The bill would prevent agencies from buying location, device, and identity data from commercial brokers to sidestep traditional Fourth Amendment protections. The legislation introduces an updated version of the Government Surveillance Reform Act to enact new protections for Americans' rights, including stopping the Federal government from buying data on Americans from shady data brokers, while reauthorising and reforming Section 702 of the Foreign Intelligence Surveillance Act.
The practical stakes are significant. Patel offered no specifics on how frequently the bureau buys such data, which vendors it relies on, or what internal approvals are required, gaps that have privacy advocates warning of a broad, untested surveillance workaround. The core argument is that the government should not be able to buy from a broker what it could not lawfully compel from a carrier or platform without judicial oversight, and this argument has become more forceful as intelligence agencies and law enforcement gain access not merely to raw location points but to increasingly sophisticated analytics that can organise, correlate, and search enormous datasets.
The genuine tension here is real. Patel's defenders argue that limiting data purchases would hamper legitimate law enforcement and national security operations. Privacy advocates counter that without judicial oversight, the practice enables precisely the kind of surveillance the Founders sought to prevent. Congress still has not imposed a clear statutory rule barring agencies from buying sensitive location data about Americans without a warrant, leaving the practice operating in a legal grey zone.
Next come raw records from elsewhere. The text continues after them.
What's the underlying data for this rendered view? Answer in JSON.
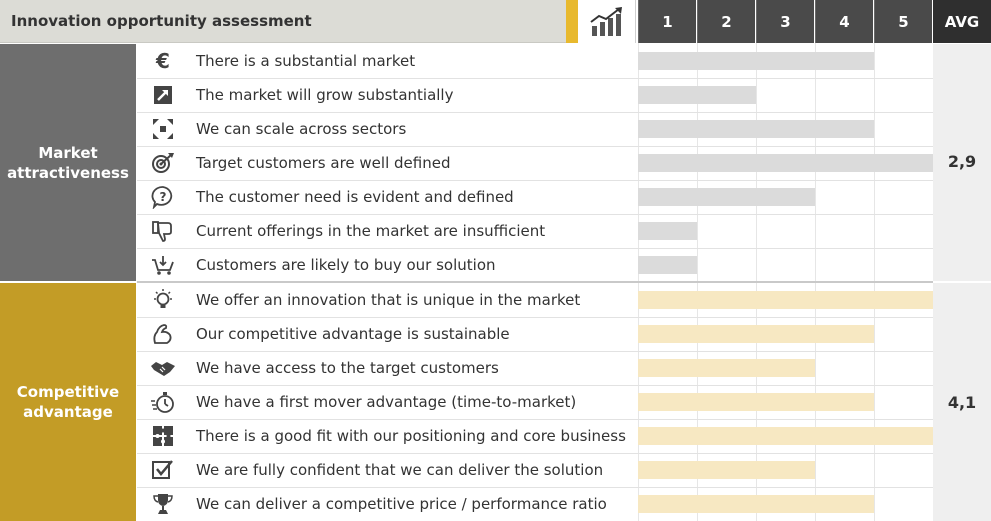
{
  "header": {
    "title": "Innovation opportunity assessment",
    "scale": [
      "1",
      "2",
      "3",
      "4",
      "5"
    ],
    "avg_label": "AVG"
  },
  "colors": {
    "market": "#6e6e6e",
    "competitive": "#c39c26",
    "market_bar": "#dbdbdb",
    "competitive_bar": "#f7e8c2",
    "accent": "#e8b92e"
  },
  "chart_data": {
    "type": "bar",
    "xlim": [
      0,
      5
    ],
    "groups": [
      {
        "name": "Market attractiveness",
        "avg": "2,9",
        "items": [
          {
            "icon": "euro-icon",
            "label": "There is a substantial market",
            "value": 4
          },
          {
            "icon": "growth-arrow-icon",
            "label": "The market will grow substantially",
            "value": 2
          },
          {
            "icon": "expand-icon",
            "label": "We can scale across sectors",
            "value": 4
          },
          {
            "icon": "target-icon",
            "label": "Target customers are well defined",
            "value": 5
          },
          {
            "icon": "question-bubble-icon",
            "label": "The customer need is evident and defined",
            "value": 3
          },
          {
            "icon": "thumbs-down-icon",
            "label": "Current offerings in the market are insufficient",
            "value": 1
          },
          {
            "icon": "shopping-cart-icon",
            "label": "Customers are likely to buy our solution",
            "value": 1
          }
        ]
      },
      {
        "name": "Competitive advantage",
        "avg": "4,1",
        "items": [
          {
            "icon": "lightbulb-icon",
            "label": "We offer an innovation that is unique in the market",
            "value": 5
          },
          {
            "icon": "muscle-icon",
            "label": "Our competitive advantage is sustainable",
            "value": 4
          },
          {
            "icon": "handshake-icon",
            "label": "We have access to the target customers",
            "value": 3
          },
          {
            "icon": "stopwatch-icon",
            "label": "We have a first mover advantage (time-to-market)",
            "value": 4
          },
          {
            "icon": "puzzle-icon",
            "label": "There is a good fit with our positioning and core business",
            "value": 5
          },
          {
            "icon": "checkbox-icon",
            "label": "We are fully confident that we can deliver the solution",
            "value": 3
          },
          {
            "icon": "trophy-icon",
            "label": "We can deliver a competitive price / performance ratio",
            "value": 4
          }
        ]
      }
    ]
  }
}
What makes this moment significant is not the discovery of the practice, which civil liberties groups have documented for years, but rather the public confirmation. In 2023, the previous FBI director told senators that the agency had bought access to people's location data in the past but that it was not actively purchasing it. Patel's more candid acknowledgement suggests either a changed calculus about what can be openly discussed or simply a different approach to congressional testimony. Either way, it forces the issue back into legislative view at a moment when Section 702 of the Foreign Intelligence Surveillance Act faces reauthorisation. The question for Congress is whether fiscal accountability, individual liberty, and institutional transparency require that warrant protections travel with the data, regardless of the route by which government acquires it.